By incorporating the excluded category notification into the RPA registration process, CASA aims to reduce red-tape by simplifying the notification requirements. Combined with the requirement to register the RPA, the requirement for excluded category operators to obtain RPA operator accreditation before they fly will provide data about who is operating an excluded RPA. CASA does not believe the oversight of these operations will be diminished by simplifying the notification requirements.

CASA will consider all feedback as part of a post-implementation review.

We asked

From 25 August to 13 September 2020 we invited public comment on proposed charges for drone regulatory services, including:

  • an initial fee-free registration period for commercial drones registered before 30 June 2021
  • the introduction of a simplified fee structure for other commercial drone services.

The consultation asked you to comment on changes from an hourly rate charge to fixed fees for some services, continued hourly rate charges for complex commercial drone operations, a $0 drone registration fee and whether you thought our estimates of the expected volume and demand for services from commercial drone operations over the next five years reflected the available data.

You said

CASA appreciates the contributions made by respondents and acknowledges that their feedback has been beneficial to the consultation process.
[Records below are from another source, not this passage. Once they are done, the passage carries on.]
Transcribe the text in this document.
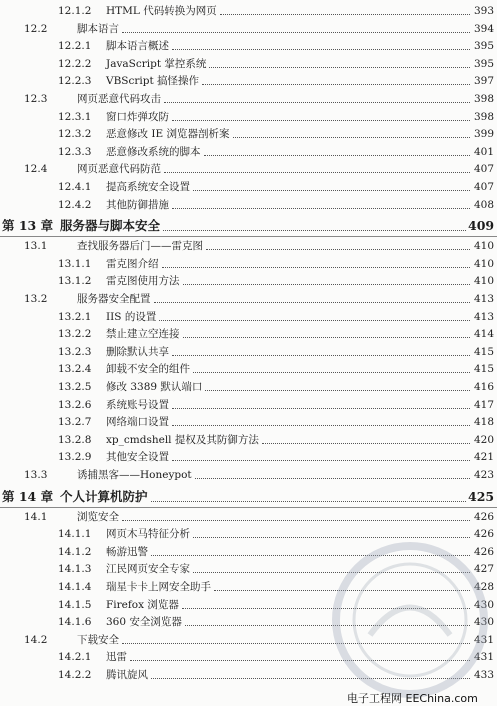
12.1.2	HTML 代码转换为网页	393
12.2	脚本语言	394
12.2.1	脚本语言概述	395
12.2.2	JavaScript 掌控系统	395
12.2.3	VBScript 搞怪操作	397
12.3	网页恶意代码攻击	398
12.3.1	窗口炸弹攻防	398
12.3.2	恶意修改 IE 浏览器剖析案	399
12.3.3	恶意修改系统的脚本	401
12.4	网页恶意代码防范	407
12.4.1	提高系统安全设置	407
12.4.2	其他防御措施	408
第 13 章 服务器与脚本安全	409
13.1	查找服务器后门——雷克图	410
13.1.1	雷克图介绍	410
13.1.2	雷克图使用方法	410
13.2	服务器安全配置	413
13.2.1	IIS 的设置	413
13.2.2	禁止建立空连接	414
13.2.3	删除默认共享	415
13.2.4	卸载不安全的组件	415
13.2.5	修改 3389 默认端口	416
13.2.6	系统账号设置	417
13.2.7	网络端口设置	418
13.2.8	xp_cmdshell 提权及其防御方法	420
13.2.9	其他安全设置	421
13.3	诱捕黑客——Honeypot	423
第 14 章 个人计算机防护	425
14.1	浏览安全	426
14.1.1	网页木马特征分析	426
14.1.2	畅游迅警	426
14.1.3	江民网页安全专家	427
14.1.4	瑞星卡卡上网安全助手	428
14.1.5	Firefox 浏览器	430
14.1.6	360 安全浏览器	430
14.2	下载安全	431
14.2.1	迅雷	431
14.2.2	腾讯旋风	433
电子工程网 EEChina.com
The consultation received responses from 262 individuals or organisations—including 162 remote pilot licence (RePL) holders and 108 remotely piloted aircraft operator’s certificate (ReOC) holders.

60 per cent of respondents reported operating a very small drone (2 kg or less) and 35 per cent of respondents reported operating a small drone (between 2 kg and 25 kg) – approximately 3 per cent operate a drone more than 25 kg.

Responses were largely supportive of the proposed initial fee-free registration period, with 77 per cent of respondents agreeing or strongly agreeing they support the proposal. Some respondents partially supported the proposed fees and fewer did not support any element of the proposal at all.

Many agreed or strongly agreed (53 per cent) that the simplified fee structure provided greater certainty of business costs. Fewer (33 per cent) agreed or strongly agreed it would reduce administrative burden on their business when applying for CASA services, while 30 per cent neither agreed nor disagreed.

40 per cent of respondents reported they disagree or strongly disagree that the simplified fee structure would result in cost savings for their business. A smaller proportion neither agreed nor disagreed (34 per cent), while 6 per cent reported they didn’t know if it would result in costs savings for their business.   

Most respondents (58 per cent) reported they did not know if the proposed fees reflected the estimated demand for services and volume of commercial operators in Australia – 23 per cent agreed.

Consultation feedback highlighted that some elements of the registration and accreditation process were unclear, including how to deregister a drone if it is sold or damaged beyond repair and if unused drones are required to be registered. Other feedback included specific questions about future fees, exemptions for some operators and partial refunds for deregistered drones.

We did

In response to the consultation, CASA will introduce a fee waiver for commercial drones registered before 30 June 2021, allowing for a $0 drone registration fee.

Registration will open on 30 September 2020 and be required by 28 January 2021. It will be valid for 12 months from the date of registration.

Any future registration fees, exemptions and refunds will be considered in early 2021.

More information about the registration and accreditation requirements and the process is now available on our website – casa.gov.au/drones

The Cost Recovery Implementation Statement (CRIS) will be published after the Australian Government’s consideration and its deliberations on the future funding arrangements for CASA. This will include consideration of fixed fees for other RPAS related regulatory services.